別れの速度
春は出会いと別れの季節
よく聞くこの言葉を、今更ながらに突きつけられた
数日前、私の恩師であった先生が塾をやめた。
最後の授業と言っていたその日に私はバイトのシフトを入れ、最後の授業に先生を送り出した。
私がシフトに入った他の数日間の間にも、何人かの元教え子達が先生のところに来ていたのをみた。
年末にその先生が今年度で辞めるということを知り、当分いるだろうと思っていた私は驚きのあまり声を上げた記憶がある。

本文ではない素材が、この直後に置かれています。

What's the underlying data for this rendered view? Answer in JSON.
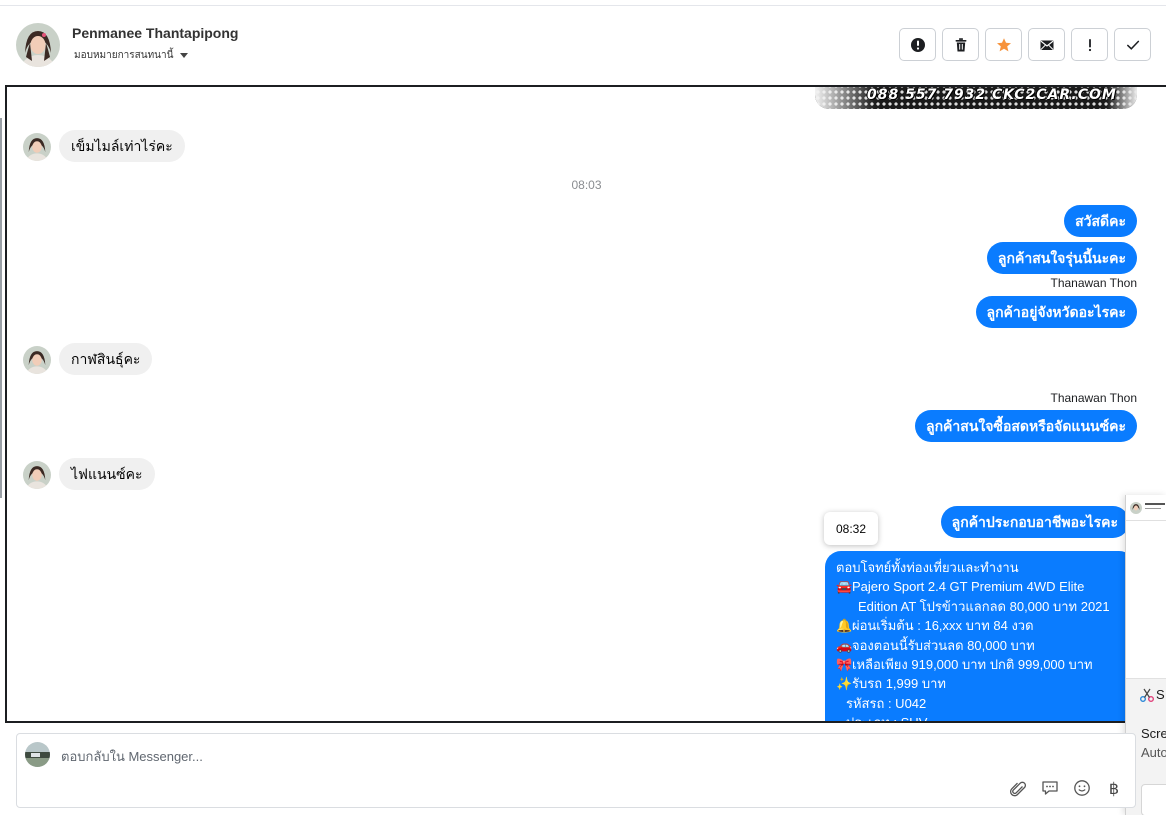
{
  "header": {
    "contact_name": "Penmanee Thantapipong",
    "assign_label": "มอบหมายการสนทนานี้",
    "actions": [
      {
        "name": "spam-button",
        "icon": "alert-circle-icon"
      },
      {
        "name": "delete-button",
        "icon": "trash-icon"
      },
      {
        "name": "star-button",
        "icon": "star-icon"
      },
      {
        "name": "mark-unread-button",
        "icon": "envelope-icon"
      },
      {
        "name": "follow-up-button",
        "icon": "exclamation-icon"
      },
      {
        "name": "done-button",
        "icon": "check-icon"
      }
    ]
  },
  "colors": {
    "outgoing_bubble": "#0a7cff",
    "incoming_bubble": "#f0f0f0",
    "star": "#f7923a"
  },
  "image_preview": {
    "text": "088 557 7932 CKC2CAR.COM"
  },
  "messages": {
    "in_1": "เข็มไมล์เท่าไร่คะ",
    "time_1": "08:03",
    "out_1": "สวัสดีคะ",
    "out_2": "ลูกค้าสนใจรุ่นนี้นะคะ",
    "sender_1": "Thanawan Thon",
    "out_3": "ลูกค้าอยู่จังหวัดอะไรคะ",
    "in_2": "กาฬสินธุ์คะ",
    "sender_2": "Thanawan Thon",
    "out_4": "ลูกค้าสนใจซื้อสดหรือจัดแนนซ์คะ",
    "in_3": "ไฟแนนซ์คะ",
    "out_5": "ลูกค้าประกอบอาชีพอะไรคะ",
    "tooltip_time": "08:32"
  },
  "long_message": {
    "line_1": "ตอบโจทย์ทั้งท่องเที่ยวและทำงาน",
    "line_2": "Pajero Sport 2.4 GT Premium 4WD Elite",
    "line_3": "Edition AT โปรข้าวแลกลด 80,000 บาท 2021",
    "line_4": "ผ่อนเริ่มต้น : 16,xxx บาท 84 งวด",
    "line_5": "จองตอนนี้รับส่วนลด 80,000 บาท",
    "line_6": "เหลือเพียง 919,000 บาท ปกติ 999,000 บาท",
    "line_7": "รับรถ 1,999 บาท",
    "line_8": "รหัสรถ : U042",
    "line_9": "ประเภท : SUV"
  },
  "snip_notification": {
    "title": "S",
    "line_1": "Scre",
    "line_2": "Auto"
  },
  "composer": {
    "placeholder": "ตอบกลับใน Messenger...",
    "tools": [
      "paperclip-icon",
      "speech-bubble-icon",
      "emoji-icon",
      "baht-icon"
    ],
    "baht_symbol": "฿"
  }
}
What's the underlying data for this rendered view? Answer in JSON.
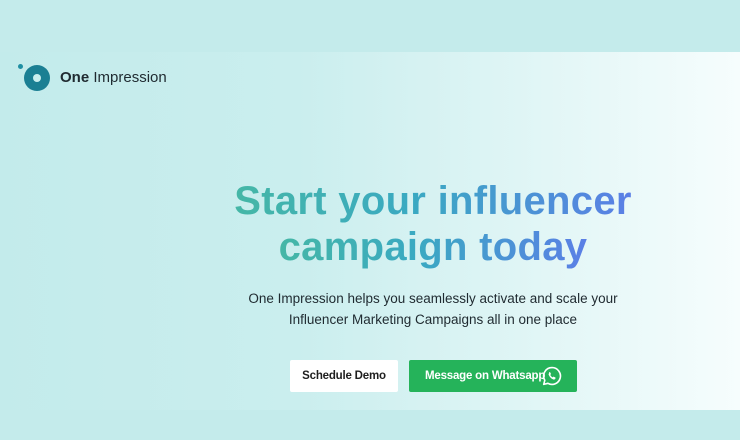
{
  "brand": {
    "name_bold": "One",
    "name_regular": " Impression"
  },
  "hero": {
    "headline_line1": "Start your influencer",
    "headline_line2": "campaign today",
    "subtitle_line1": "One Impression helps you seamlessly activate and scale your",
    "subtitle_line2": "Influencer Marketing Campaigns all in one place"
  },
  "actions": {
    "schedule_demo": "Schedule Demo",
    "message_whatsapp": "Message on Whatsapp"
  },
  "icons": {
    "logo": "one-impression-logo-icon",
    "whatsapp": "whatsapp-icon"
  },
  "colors": {
    "background": "#c6ecec",
    "brand_dark": "#1b7f93",
    "whatsapp_green": "#25b35a",
    "headline_gradient_start": "#45b7a6",
    "headline_gradient_end": "#5b7fe6"
  }
}
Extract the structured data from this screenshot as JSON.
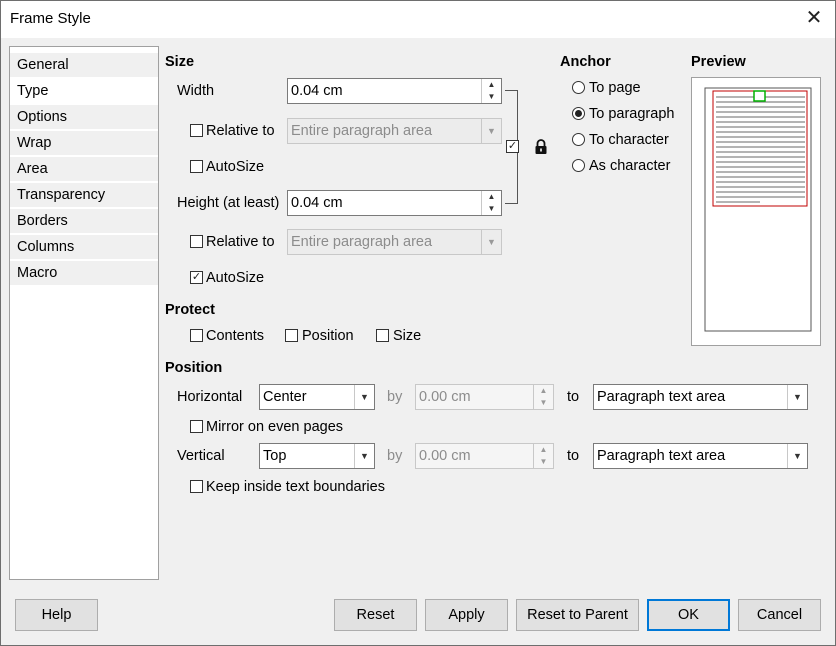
{
  "window": {
    "title": "Frame Style",
    "close_glyph": "✕"
  },
  "sidebar": {
    "items": [
      {
        "label": "General"
      },
      {
        "label": "Type",
        "selected": true
      },
      {
        "label": "Options"
      },
      {
        "label": "Wrap"
      },
      {
        "label": "Area"
      },
      {
        "label": "Transparency"
      },
      {
        "label": "Borders"
      },
      {
        "label": "Columns"
      },
      {
        "label": "Macro"
      }
    ]
  },
  "size": {
    "heading": "Size",
    "width_label": "Width",
    "width_value": "0.04 cm",
    "relative_label": "Relative to",
    "relative_value": "Entire paragraph area",
    "autosize_label": "AutoSize",
    "height_label": "Height (at least)",
    "height_value": "0.04 cm",
    "relative2_label": "Relative to",
    "relative2_value": "Entire paragraph area",
    "autosize2_label": "AutoSize",
    "keep_ratio_checked": true,
    "autosize2_checked": true
  },
  "anchor": {
    "heading": "Anchor",
    "options": [
      "To page",
      "To paragraph",
      "To character",
      "As character"
    ],
    "selected": "To paragraph"
  },
  "preview": {
    "heading": "Preview"
  },
  "protect": {
    "heading": "Protect",
    "contents_label": "Contents",
    "position_label": "Position",
    "size_label": "Size"
  },
  "position": {
    "heading": "Position",
    "horizontal_label": "Horizontal",
    "horizontal_value": "Center",
    "by_label": "by",
    "h_by_value": "0.00 cm",
    "to_label": "to",
    "h_to_value": "Paragraph text area",
    "mirror_label": "Mirror on even pages",
    "vertical_label": "Vertical",
    "vertical_value": "Top",
    "v_by_label": "by",
    "v_by_value": "0.00 cm",
    "v_to_label": "to",
    "v_to_value": "Paragraph text area",
    "keep_inside_label": "Keep inside text boundaries"
  },
  "buttons": {
    "help": "Help",
    "reset": "Reset",
    "apply": "Apply",
    "reset_parent": "Reset to Parent",
    "ok": "OK",
    "cancel": "Cancel"
  },
  "glyphs": {
    "check": "✓",
    "up": "▲",
    "down": "▼",
    "combo": "▼",
    "lock": "🔒"
  },
  "colors": {
    "accent": "#0078d7",
    "preview_frame": "#c00000",
    "preview_anchor": "#00b000"
  }
}
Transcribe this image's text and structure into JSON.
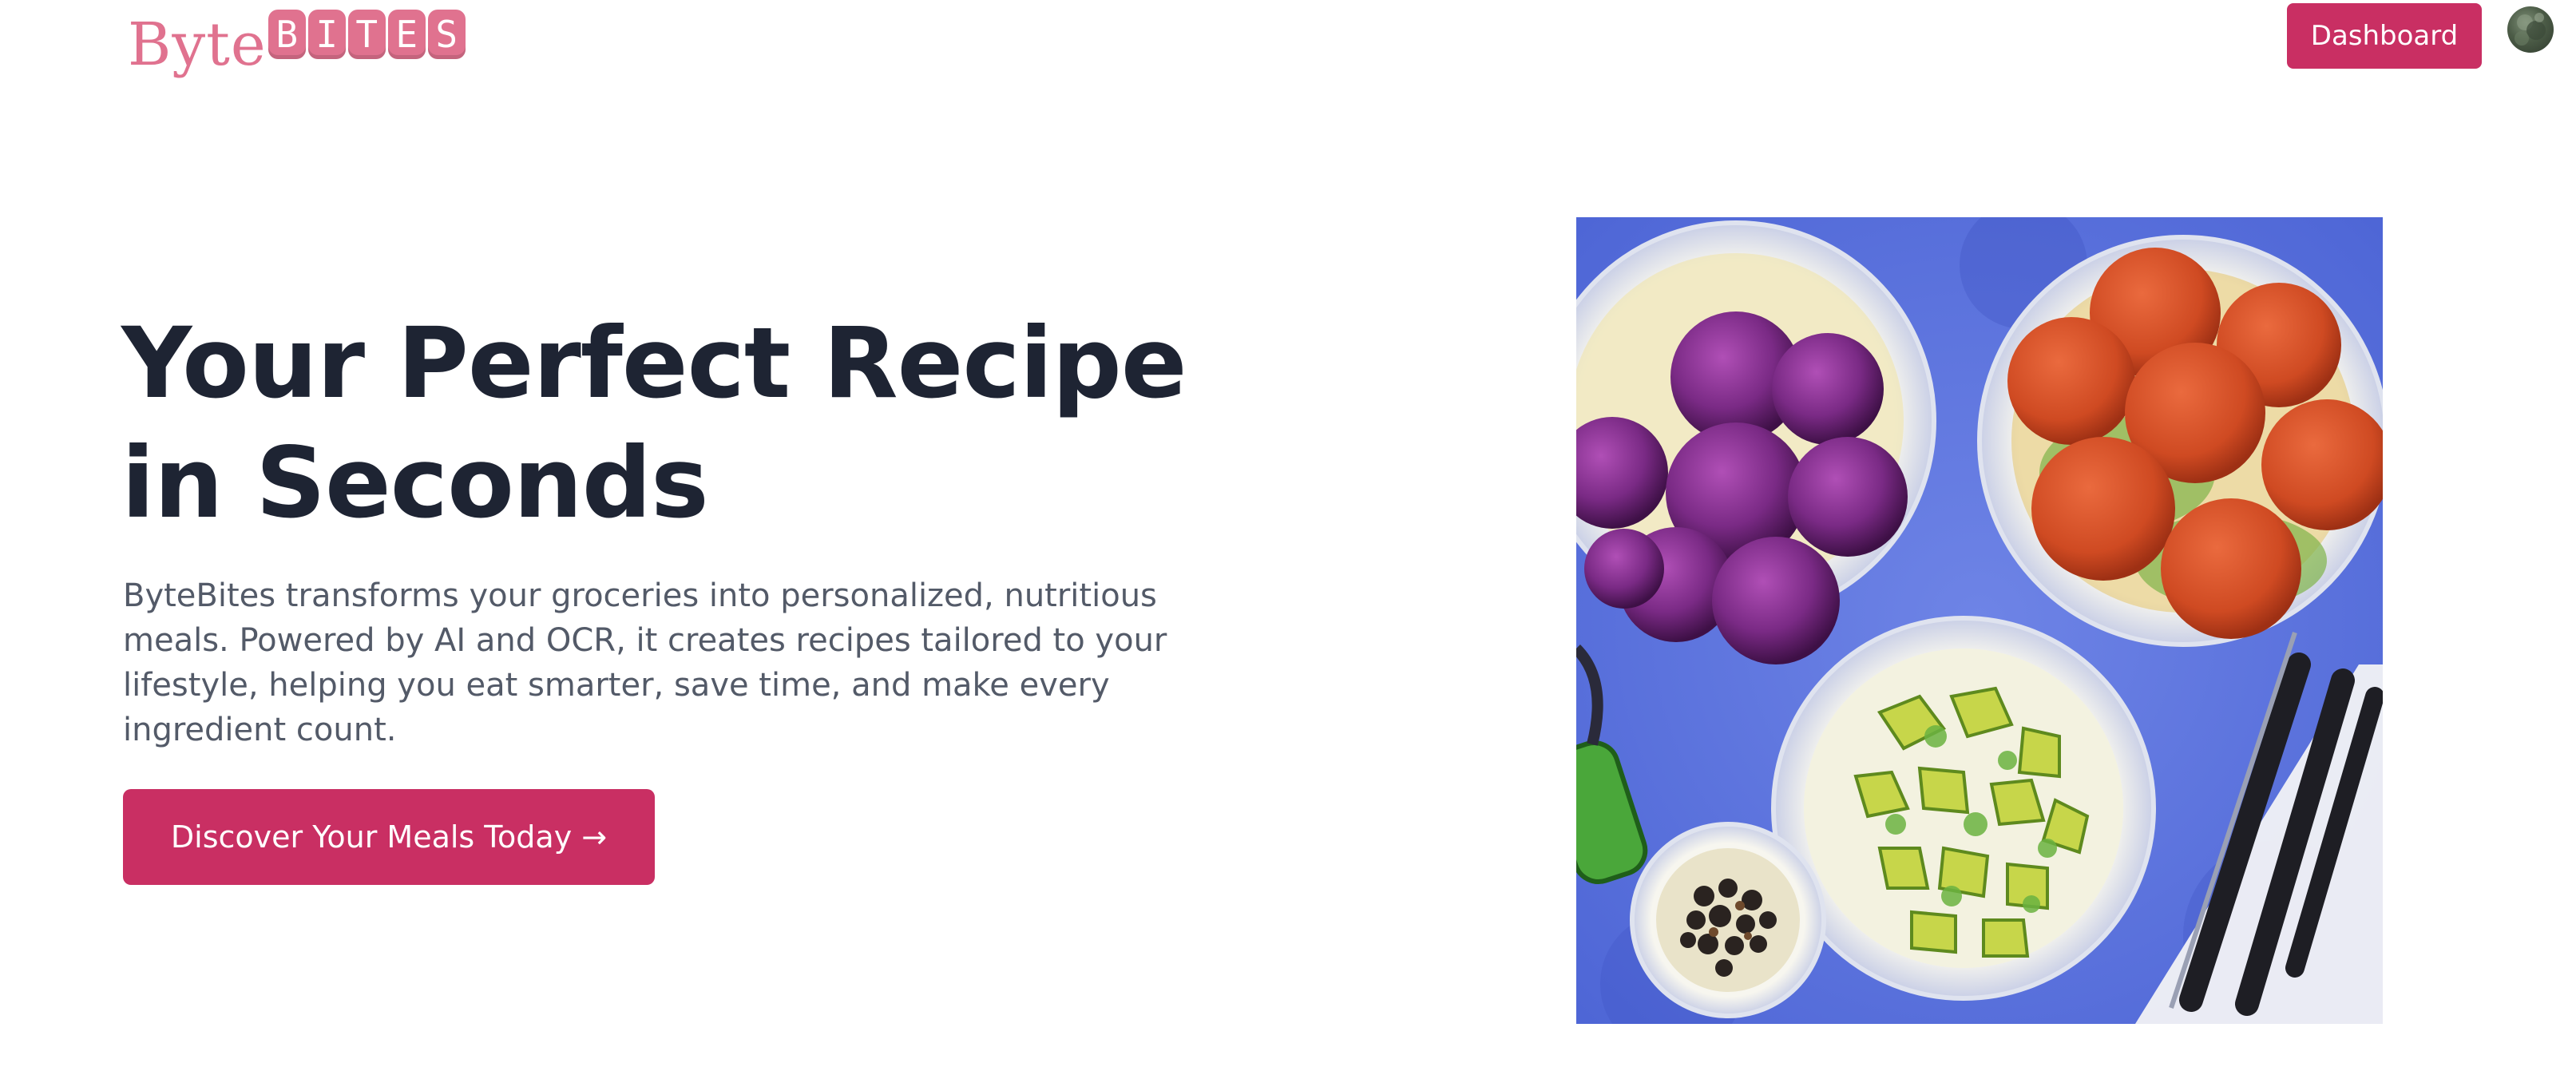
{
  "header": {
    "logo": {
      "prefix": "Byte",
      "tiles": [
        "B",
        "I",
        "T",
        "E",
        "S"
      ]
    },
    "dashboard_label": "Dashboard",
    "avatar_icon": "user-avatar"
  },
  "hero": {
    "title": "Your Perfect Recipe in Seconds",
    "description": "ByteBites transforms your groceries into personalized, nutritious meals. Powered by AI and OCR, it creates recipes tailored to your lifestyle, helping you eat smarter, save time, and make every ingredient count.",
    "cta_label": "Discover Your Meals Today →"
  },
  "colors": {
    "brand": "#c92f63",
    "logo_pink": "#e0728f",
    "heading": "#1e2433",
    "body_text": "#535a68",
    "image_background": "#5b73dd"
  }
}
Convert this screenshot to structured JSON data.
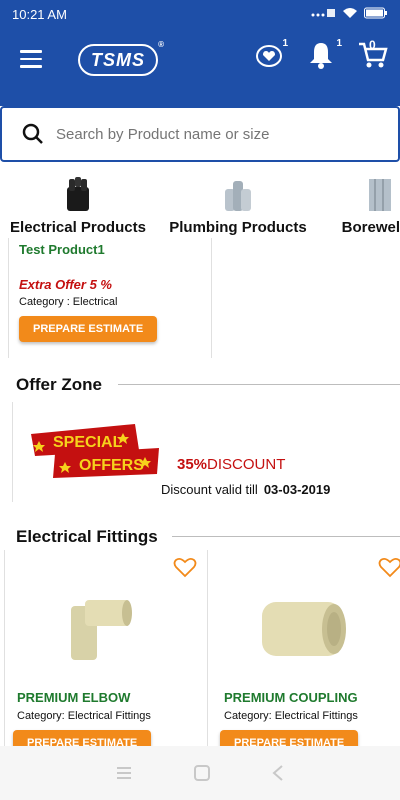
{
  "status": {
    "time": "10:21 AM",
    "battery": "battery"
  },
  "header": {
    "logo_text": "TSMS",
    "wishlist_count": "1",
    "cart_count": "0"
  },
  "search": {
    "placeholder": "Search by Product name or size"
  },
  "categories": [
    {
      "label": "Electrical Products"
    },
    {
      "label": "Plumbing Products"
    },
    {
      "label": "Borewell P"
    }
  ],
  "featured": {
    "name": "Test Product1",
    "offer": "Extra Offer  5   %",
    "category": "Category : Electrical",
    "button": "PREPARE ESTIMATE"
  },
  "offer_zone": {
    "title": "Offer Zone",
    "banner_top": "SPECIAL",
    "banner_bottom": "OFFERS",
    "discount_value": "35%",
    "discount_label": "DISCOUNT",
    "valid_label": "Discount valid till",
    "valid_date": "03-03-2019"
  },
  "electrical_fittings": {
    "title": "Electrical Fittings",
    "products": [
      {
        "name": "PREMIUM ELBOW",
        "category": "Category: Electrical Fittings",
        "button": "PREPARE ESTIMATE"
      },
      {
        "name": "PREMIUM COUPLING",
        "category": "Category: Electrical Fittings",
        "button": "PREPARE ESTIMATE"
      }
    ]
  },
  "colors": {
    "primary": "#1e4fa8",
    "accent": "#f28a1a",
    "green": "#1f7a2e",
    "red": "#c41010"
  }
}
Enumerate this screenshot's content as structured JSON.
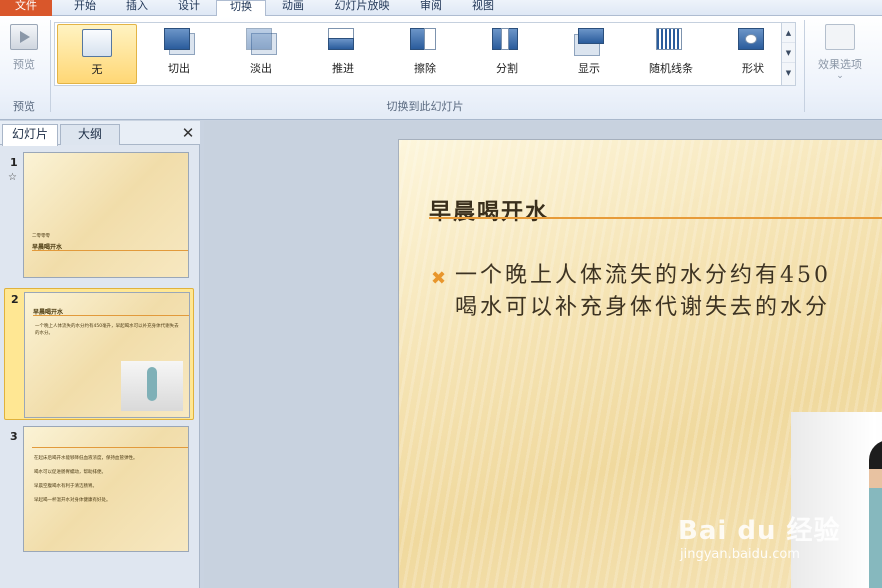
{
  "tabs": [
    "文件",
    "开始",
    "插入",
    "设计",
    "切换",
    "动画",
    "幻灯片放映",
    "审阅",
    "视图"
  ],
  "ribbon": {
    "preview_label": "预览",
    "preview_group_label": "预览",
    "transitions": [
      "无",
      "切出",
      "淡出",
      "推进",
      "擦除",
      "分割",
      "显示",
      "随机线条",
      "形状"
    ],
    "selected_transition": "无",
    "group_label": "切换到此幻灯片",
    "effect_options_label": "效果选项",
    "effect_arrow": "⌄"
  },
  "pane": {
    "tabs": [
      "幻灯片",
      "大纲"
    ],
    "close": "✕",
    "slides": [
      {
        "num": "1",
        "star": "☆",
        "title": "早晨喝开水",
        "subtitle": "二零零零"
      },
      {
        "num": "2",
        "title": "早晨喝开水",
        "text": "一个晚上人体流失的水分约有450毫升，早起喝水可以补充身体代谢失去的水分。"
      },
      {
        "num": "3",
        "lines": [
          "在起床后喝开水能够降低血液浓度，保持血管弹性。",
          "喝水可以促进肠胃蠕动，帮助排便。",
          "早晨空腹喝水有利于清洁肠胃。",
          "早起喝一杯温开水对身体健康有好处。"
        ]
      }
    ]
  },
  "slide": {
    "title": "早晨喝开水",
    "bullet": "✖",
    "line1": "一个晚上人体流失的水分约有450",
    "line2": "喝水可以补充身体代谢失去的水分"
  },
  "watermark": {
    "main": "Bai du 经验",
    "sub": "jingyan.baidu.com"
  },
  "colors": {
    "file_tab": "#d9572b",
    "selection": "#ffd775",
    "title_line": "#e79b39"
  }
}
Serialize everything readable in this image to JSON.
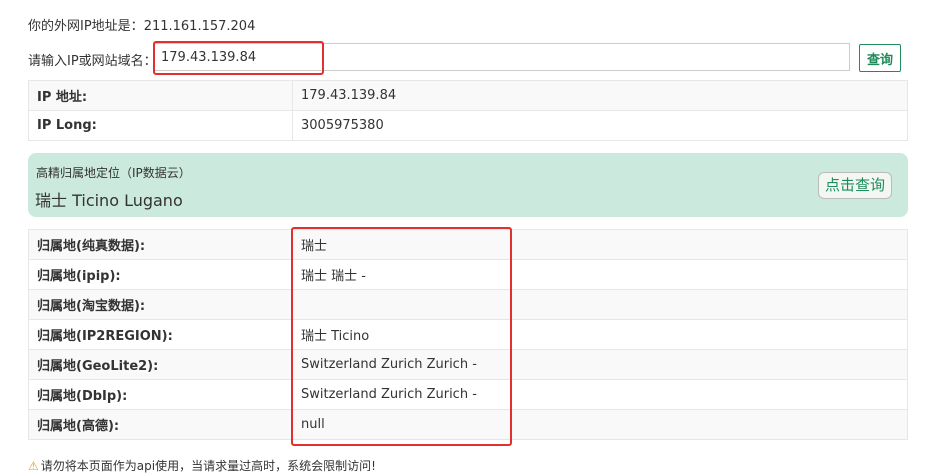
{
  "header": {
    "my_ip_label": "你的外网IP地址是：",
    "my_ip_value": "211.161.157.204"
  },
  "query": {
    "label": "请输入IP或网站域名：",
    "value": "179.43.139.84",
    "button": "查询"
  },
  "ip_table": [
    {
      "key": "IP 地址:",
      "value": "179.43.139.84"
    },
    {
      "key": "IP Long:",
      "value": "3005975380"
    }
  ],
  "accurate": {
    "title": "高精归属地定位（IP数据云）",
    "value": "瑞士 Ticino Lugano",
    "button": "点击查询"
  },
  "location_table": [
    {
      "key": "归属地(纯真数据):",
      "value": "瑞士"
    },
    {
      "key": "归属地(ipip):",
      "value": "瑞士 瑞士 -"
    },
    {
      "key": "归属地(淘宝数据):",
      "value": ""
    },
    {
      "key": "归属地(IP2REGION):",
      "value": "瑞士 Ticino"
    },
    {
      "key": "归属地(GeoLite2):",
      "value": "Switzerland Zurich Zurich -"
    },
    {
      "key": "归属地(DbIp):",
      "value": "Switzerland Zurich Zurich -"
    },
    {
      "key": "归属地(高德):",
      "value": "null"
    }
  ],
  "warning": {
    "icon": "warning-icon",
    "text": "请勿将本页面作为api使用，当请求量过高时，系统会限制访问!"
  },
  "colors": {
    "accent": "#1f8b5a",
    "highlight": "#e0312f",
    "accurate_bg": "#cbe9dc"
  }
}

そこから約2ヶ月がたち、その日の当日までちゃんと実感することが出来なかった。
私のバイト先、元通塾していた塾には
先生方を授業に送り出す時、お願いします とスタッフや周りの先生がいう習慣がある。
恩師の最後を実感したのはその瞬間だった。
何気なく、いつも通り、仕事をした
はずだったのに、どんと心に何かが乗った気がした。
ああ、この言葉を先生にかけるの最後だ。と強く思ったのだ。
その先生のおかげで、数学が好きになり、私の数学への思いを全て変えてくれた。
得意になることが出来なかったのは悲しいが、それでも数学の世界を知れたこと、学ぶ楽しさを知れたこと。どちらも幸せな記憶であり、私を創ってくれた大切な1部だ。
最終日、その先生にお礼の品と手紙を渡した時。普段私が行っている事務・受付業務に対して、ほめてもらった。
先生が、私を元教え子として気にかけてくれていたことが嬉しかったし、私がその業務をできている、得意であると。言われたことが嬉しかった。
出会いと別れの季節
まだその速度に慣れられていないけれど、思い出を大切にしまって前に進めるようになりたいと願う。